Technical shift from the Habeck-era law

Under the Habeck-era heating law, new installations had to run on at least 65 percent renewable energy, a standard that steered investment toward heat pumps, electrification and district heating. The Reiche ministry’s draft drops that blanket requirement and instead allows conventional oil and gas systems while mandating a phased increase in renewable or low-carbon fuel content. The draft envisages starting with a 10 percent minimum share of sustainable fuels for fossil systems from 2029 and rising to 60 percent by 2040, a trajectory designed to blend continuity for owners with gradual decarbonisation of fuel inputs.

Political and legal objections from across the spectrum

The draft has drawn scrutiny from multiple sides of the political spectrum. Hamburg Green energy spokeswoman Melanie Nerlich warned that implying gas remains a viable long-term heating choice risks misleading consumers and undermines planning certainty for climate-aligned investments. Meanwhile, CDU environment politician Thomas Heilmann raised legal concerns, arguing the proposal contains no concrete end date for fossil heating and may conflict with constitutional limits around rolling back environmental protection standards, invoking the so-called Rückschrittsverbot. Lawmakers and legal experts are set to test both the policy coherence and constitutional robustness of the bill as it moves through parliamentary scrutiny.

Legislative timetable and next steps

Parliamentary debate on the referent draft will begin in the Bundestag plenary before the bill is referred to specialist committees for detailed amendment and hearings.
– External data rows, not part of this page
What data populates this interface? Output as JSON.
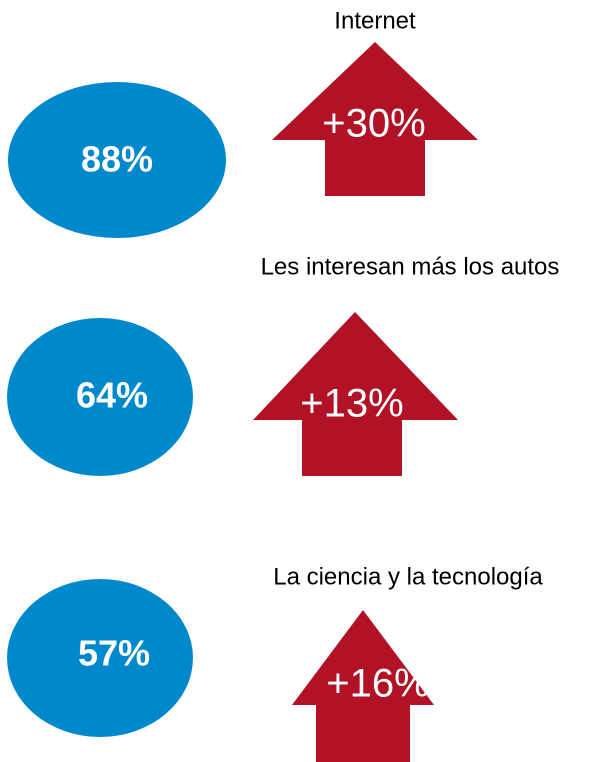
{
  "items": [
    {
      "title": "Internet",
      "share": "88%",
      "change": "+30%"
    },
    {
      "title": "Les interesan más los autos",
      "share": "64%",
      "change": "+13%"
    },
    {
      "title": "La ciencia y la tecnología",
      "share": "57%",
      "change": "+16%"
    }
  ]
}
According to the government’s planning, consultations in the Bundesrat are expected in October, with the possibility of the law entering into force in early November if the legislative schedule holds. That timeline marks a delay from the original goal of passing the measure before the summer parliamentary recess and opens a window for states and interest groups to press for changes.

Local authorities, industry groups and environmental organisations have signalled that they will use the committee stage and Bundesrat consultations to push for clarifications on obligations, enforcement mechanisms and transitional support for households and building owners. Municipalities particularly emphasise investment certainty and the need for coordinated funding to support low-carbon alternatives where district heating or electrification infrastructure is lacking.

Germany’s national climate target—achieving climate neutrality by 2045—remains the backdrop for the debate, while cities like Hamburg pursue accelerated timetables, aiming for practical neutrality by 2040 and noting that roughly 40 percent of local CO₂ emissions still stem from heat consumption. As the building modernization law advances through the legislative process, the conflict between federal uniformity and state flexibility, and between rapid electrification and a managed transition for fossil fuels, will determine both the legal outcome and the pace of change in the country’s heating sector.

The Bundestag hearings and Bundesrat review will be decisive moments for whether the final law preserves a broad role for the Länder, tightens fuel and efficiency standards, or restores stronger national limits on the installation of fossil fuel heating systems.